Le journaliste français Patrick de Saint-Exupéry vient de publier un livre intitulé
« La traversée », livre récit sur son voyage en République Démocratique du
Congo (RDC). Spécialiste autoproclamé du Rwanda et fervent sympathisant du
gouvernement de ce pays, son récit s’inscrit dans la ligne officielle. Ce qui
implique un doute sur son objectivité. Il sied de préciser que l’absence de bonne
foi dans certains de ses reportages est un fait qui le caractérise. En effet, Patrick
de Saint-Exupéry a définitivement été condamné à deux reprises par la Cour de
Cassation de son pays, en mai 2016 et en juillet 2017, dans les plaintes du
général Quesnot, des généraux Lafourcade et de Stabenrath déposées contre lui
pour des affirmations excessives non étayées par des sources solides. La « bonne
foi » plaidée par le journaliste a été rejetée par la justice et sa crédibilité a été
fortement remise en cause. Patrick de Saint-Exupéry est donc un enquêteur
disqualifié dont les thèses sont sujettes à caution.
C’est donc sans surprise que ce journaliste retrouve ses vieux réflexes dans son
récent ouvrage. Sa traversée de la RDC est visiblement une expédition visant à
travestir la vérité en s’attaquant au Rapport Mapping, réalisé par le Haut-
Commissariat des Nations Unies aux Droits de l’Homme et qui représente le
document fondateur de la lutte contre l’impunité en RDC.

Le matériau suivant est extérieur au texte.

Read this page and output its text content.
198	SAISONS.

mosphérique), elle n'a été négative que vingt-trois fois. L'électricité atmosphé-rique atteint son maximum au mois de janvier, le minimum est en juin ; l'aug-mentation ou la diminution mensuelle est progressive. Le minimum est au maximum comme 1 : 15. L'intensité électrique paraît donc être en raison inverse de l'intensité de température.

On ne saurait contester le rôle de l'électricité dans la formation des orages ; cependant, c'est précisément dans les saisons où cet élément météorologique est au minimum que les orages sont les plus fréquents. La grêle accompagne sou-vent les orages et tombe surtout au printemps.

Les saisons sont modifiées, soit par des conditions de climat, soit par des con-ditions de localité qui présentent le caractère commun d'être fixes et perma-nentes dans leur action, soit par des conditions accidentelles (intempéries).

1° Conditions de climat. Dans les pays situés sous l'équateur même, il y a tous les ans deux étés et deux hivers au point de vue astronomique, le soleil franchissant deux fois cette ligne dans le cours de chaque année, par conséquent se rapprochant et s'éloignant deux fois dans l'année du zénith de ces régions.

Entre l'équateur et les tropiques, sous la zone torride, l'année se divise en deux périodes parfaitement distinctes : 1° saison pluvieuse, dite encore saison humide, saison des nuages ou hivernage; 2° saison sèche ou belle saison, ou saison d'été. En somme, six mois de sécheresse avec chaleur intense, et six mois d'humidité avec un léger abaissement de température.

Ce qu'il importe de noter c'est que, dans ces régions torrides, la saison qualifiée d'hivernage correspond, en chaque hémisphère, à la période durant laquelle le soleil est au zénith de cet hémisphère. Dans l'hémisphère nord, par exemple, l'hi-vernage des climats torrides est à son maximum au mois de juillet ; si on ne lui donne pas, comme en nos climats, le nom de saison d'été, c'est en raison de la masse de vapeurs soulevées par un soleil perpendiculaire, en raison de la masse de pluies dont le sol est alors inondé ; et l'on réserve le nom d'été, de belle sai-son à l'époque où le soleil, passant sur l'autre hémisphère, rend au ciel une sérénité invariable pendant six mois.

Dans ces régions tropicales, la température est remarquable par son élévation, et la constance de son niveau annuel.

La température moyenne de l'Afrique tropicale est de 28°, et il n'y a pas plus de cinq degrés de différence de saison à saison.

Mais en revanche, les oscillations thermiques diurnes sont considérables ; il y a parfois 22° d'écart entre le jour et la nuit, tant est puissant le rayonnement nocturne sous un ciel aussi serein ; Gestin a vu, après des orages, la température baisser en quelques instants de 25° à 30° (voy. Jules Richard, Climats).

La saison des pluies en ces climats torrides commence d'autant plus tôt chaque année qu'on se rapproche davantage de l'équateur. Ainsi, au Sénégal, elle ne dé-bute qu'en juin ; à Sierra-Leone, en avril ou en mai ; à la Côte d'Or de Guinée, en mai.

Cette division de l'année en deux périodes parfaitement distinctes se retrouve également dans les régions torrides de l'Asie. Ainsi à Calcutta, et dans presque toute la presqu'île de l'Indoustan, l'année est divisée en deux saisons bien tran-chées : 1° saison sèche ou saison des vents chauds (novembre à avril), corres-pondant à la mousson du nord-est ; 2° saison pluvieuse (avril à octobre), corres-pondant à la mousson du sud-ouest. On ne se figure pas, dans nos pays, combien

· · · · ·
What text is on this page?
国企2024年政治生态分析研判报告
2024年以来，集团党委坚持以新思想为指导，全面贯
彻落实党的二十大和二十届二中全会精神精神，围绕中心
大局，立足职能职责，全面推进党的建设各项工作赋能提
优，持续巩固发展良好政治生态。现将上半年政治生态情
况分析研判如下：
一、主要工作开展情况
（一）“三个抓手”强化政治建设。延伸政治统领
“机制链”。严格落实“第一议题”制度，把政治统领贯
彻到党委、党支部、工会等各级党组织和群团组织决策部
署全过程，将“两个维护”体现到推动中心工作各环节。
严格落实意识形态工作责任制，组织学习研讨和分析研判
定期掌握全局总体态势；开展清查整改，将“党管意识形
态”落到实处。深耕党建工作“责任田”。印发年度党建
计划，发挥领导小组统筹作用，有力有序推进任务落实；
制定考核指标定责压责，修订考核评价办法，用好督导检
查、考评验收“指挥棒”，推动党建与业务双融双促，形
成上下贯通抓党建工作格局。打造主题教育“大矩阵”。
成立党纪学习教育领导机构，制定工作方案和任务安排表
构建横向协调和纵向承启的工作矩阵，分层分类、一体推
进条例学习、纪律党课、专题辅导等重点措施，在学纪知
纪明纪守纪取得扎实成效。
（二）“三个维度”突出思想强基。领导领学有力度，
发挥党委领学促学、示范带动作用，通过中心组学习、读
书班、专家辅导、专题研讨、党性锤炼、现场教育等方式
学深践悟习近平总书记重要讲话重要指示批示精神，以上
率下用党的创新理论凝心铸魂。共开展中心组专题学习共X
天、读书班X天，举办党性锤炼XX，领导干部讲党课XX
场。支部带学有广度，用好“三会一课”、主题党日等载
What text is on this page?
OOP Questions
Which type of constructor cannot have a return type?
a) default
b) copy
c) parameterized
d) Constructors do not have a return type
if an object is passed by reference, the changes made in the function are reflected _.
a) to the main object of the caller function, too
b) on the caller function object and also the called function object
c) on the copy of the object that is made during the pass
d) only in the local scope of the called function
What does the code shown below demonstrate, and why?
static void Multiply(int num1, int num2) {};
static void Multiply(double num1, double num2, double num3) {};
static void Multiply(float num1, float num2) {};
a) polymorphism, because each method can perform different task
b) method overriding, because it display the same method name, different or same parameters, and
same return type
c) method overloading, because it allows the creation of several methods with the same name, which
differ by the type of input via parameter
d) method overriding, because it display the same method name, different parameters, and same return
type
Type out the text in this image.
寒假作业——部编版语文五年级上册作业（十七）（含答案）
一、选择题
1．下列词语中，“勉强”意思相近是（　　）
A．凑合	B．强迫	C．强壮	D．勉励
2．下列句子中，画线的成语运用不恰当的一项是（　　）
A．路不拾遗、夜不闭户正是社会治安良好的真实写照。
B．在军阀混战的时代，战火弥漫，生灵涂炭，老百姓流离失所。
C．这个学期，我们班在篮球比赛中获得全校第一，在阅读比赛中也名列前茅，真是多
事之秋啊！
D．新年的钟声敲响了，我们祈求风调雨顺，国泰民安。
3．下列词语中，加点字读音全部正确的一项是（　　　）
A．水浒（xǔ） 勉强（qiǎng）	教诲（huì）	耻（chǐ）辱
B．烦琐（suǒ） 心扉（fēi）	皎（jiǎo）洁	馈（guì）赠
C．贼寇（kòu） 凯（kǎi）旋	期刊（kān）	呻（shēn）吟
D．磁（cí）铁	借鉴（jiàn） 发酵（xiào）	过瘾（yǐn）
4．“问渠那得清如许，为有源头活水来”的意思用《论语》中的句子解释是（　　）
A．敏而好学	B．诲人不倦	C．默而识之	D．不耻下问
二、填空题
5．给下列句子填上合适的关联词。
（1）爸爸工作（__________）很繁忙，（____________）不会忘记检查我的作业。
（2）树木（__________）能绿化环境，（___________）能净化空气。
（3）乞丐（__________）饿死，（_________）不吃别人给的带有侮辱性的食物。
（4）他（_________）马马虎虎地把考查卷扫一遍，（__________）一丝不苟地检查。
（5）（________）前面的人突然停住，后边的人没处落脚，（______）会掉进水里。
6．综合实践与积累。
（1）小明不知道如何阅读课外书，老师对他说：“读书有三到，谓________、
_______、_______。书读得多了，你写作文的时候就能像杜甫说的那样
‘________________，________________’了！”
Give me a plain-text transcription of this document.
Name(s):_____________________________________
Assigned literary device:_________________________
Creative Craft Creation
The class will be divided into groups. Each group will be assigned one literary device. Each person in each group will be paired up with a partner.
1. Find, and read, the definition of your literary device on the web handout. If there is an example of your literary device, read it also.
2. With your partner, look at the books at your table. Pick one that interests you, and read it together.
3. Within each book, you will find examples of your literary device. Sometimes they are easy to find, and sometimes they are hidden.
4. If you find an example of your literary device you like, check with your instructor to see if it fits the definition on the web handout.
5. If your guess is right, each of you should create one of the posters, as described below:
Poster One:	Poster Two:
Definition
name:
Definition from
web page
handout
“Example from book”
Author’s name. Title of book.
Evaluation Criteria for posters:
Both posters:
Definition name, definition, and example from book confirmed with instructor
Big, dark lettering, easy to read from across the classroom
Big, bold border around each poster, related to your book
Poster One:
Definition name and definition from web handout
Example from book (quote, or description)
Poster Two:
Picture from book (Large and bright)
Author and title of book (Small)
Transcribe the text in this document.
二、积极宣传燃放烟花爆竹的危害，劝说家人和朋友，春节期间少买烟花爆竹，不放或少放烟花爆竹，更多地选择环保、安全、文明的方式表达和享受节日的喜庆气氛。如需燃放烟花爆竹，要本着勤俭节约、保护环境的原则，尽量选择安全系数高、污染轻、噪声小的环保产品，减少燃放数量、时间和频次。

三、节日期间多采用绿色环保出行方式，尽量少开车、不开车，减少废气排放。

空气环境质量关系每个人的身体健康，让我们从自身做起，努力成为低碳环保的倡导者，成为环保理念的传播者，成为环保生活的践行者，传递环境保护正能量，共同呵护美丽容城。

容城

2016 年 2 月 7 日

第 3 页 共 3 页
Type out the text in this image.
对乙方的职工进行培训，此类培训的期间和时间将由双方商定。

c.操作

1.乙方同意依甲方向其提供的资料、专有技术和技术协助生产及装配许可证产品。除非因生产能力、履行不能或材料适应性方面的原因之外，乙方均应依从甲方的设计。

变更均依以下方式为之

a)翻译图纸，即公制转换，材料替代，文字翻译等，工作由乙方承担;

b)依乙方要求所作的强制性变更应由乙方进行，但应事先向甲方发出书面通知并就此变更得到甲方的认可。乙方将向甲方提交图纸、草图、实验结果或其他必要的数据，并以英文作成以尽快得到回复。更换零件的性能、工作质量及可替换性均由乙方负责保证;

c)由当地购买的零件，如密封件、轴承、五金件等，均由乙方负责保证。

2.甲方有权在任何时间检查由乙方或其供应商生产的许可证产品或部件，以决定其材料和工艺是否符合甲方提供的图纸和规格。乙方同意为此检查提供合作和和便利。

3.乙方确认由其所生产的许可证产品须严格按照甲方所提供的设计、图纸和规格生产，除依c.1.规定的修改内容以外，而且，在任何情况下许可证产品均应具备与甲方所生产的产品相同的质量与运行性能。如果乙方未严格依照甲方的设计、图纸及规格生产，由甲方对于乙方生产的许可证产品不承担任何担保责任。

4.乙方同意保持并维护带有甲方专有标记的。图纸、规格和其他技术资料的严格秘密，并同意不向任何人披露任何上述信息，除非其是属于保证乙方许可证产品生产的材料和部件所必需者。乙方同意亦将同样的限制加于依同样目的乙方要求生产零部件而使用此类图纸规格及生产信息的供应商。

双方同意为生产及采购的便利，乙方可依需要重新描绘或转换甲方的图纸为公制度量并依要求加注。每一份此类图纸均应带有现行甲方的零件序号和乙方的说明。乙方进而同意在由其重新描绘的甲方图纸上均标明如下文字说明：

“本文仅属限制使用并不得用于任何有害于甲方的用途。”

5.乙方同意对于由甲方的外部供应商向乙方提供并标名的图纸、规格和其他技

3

En réalité, « La traversée » résonne comme une provocation à l’égard de millions
de morts congolais assassinés au cours de ces 20 dernières années par les
incursions répétitives des troupes étrangères à l’intérieur des frontières de la
RDC. En qualifiant le Rapport Mapping de négationniste, l’auteur nie, minimise
et méprise les victimes innocentes congolaises de la barbarie des incursions des
armées étrangères qui pourtant s’étale au grand jour depuis plus de deux
décennies. Ce faisant, Patrick de Saint-Exupéry va au-delà de son militantisme
au service de certaines armées identifiées comme responsables dans le Rapport
Mapping pour carrément tomber dans l’aveuglement. Ainsi, l’auteur de la « La
traversée » se présente comme un négationniste du drame qui se poursuit encore
à ce jour au Congo. Pire, lors de ses récentes sorties médiatiques, il semble
prendre plaisir à s’affirmer comme tel.
« La traversée » qui se veut un livre d’enquête n’a, hélas, aucune solidité
scientifique puisqu’il est basé sur une méthodologie bâclée, et donc contestable,
qui consiste à interroger une poignée infimes des personnes vulnérables, isolées,
vivant sous la terreur dans une zone où différents rapports des Experts onusiens
signalent la présence permanente et secrète des troupes rwandaises (voir le
rapport d’experts des Nations Unies chargé de suivre le respect de l’embargo sur
les armes en RDC du 23 décembre 2020). Parti de Kigali, après s’être entretenu
avec des officiers ayant opérés en RDC au moment des faits établis par le
Rapport Mapping, il s’est embarqué en RDC en toute sécurité dans une région
réputée si dangereuse où l’ambassadeur d’Italie vient tragiquement de trouver la
mort en février 2021. En outre, on devrait s’interroger sur les contacts et la
source des moyens logistiques qui ont permis à ce journaliste de mener son
aventure d’est en ouest de la RDC en toute sécurité, alors que les différents
groupes armés et services de sécurité qui y opèrent n’ont jamais permis aux
experts onusiens, tels que Zaida Catalan et Michael Sharp, considérés comme
des témoins gênants, d’y pénétrer. De ce qui précède, il sera difficile à Patrick de
Saint-Exupéry de réfuter l’idée selon laquelle cette traversée du Congo était en
réalité une mission maladroitement télécommandée qui tente de travestir la
vérité sur des crimes gravissimes dont les auteurs redoutent les conséquences
négatives pour eux-mêmes si un jour la justice s’en saisit.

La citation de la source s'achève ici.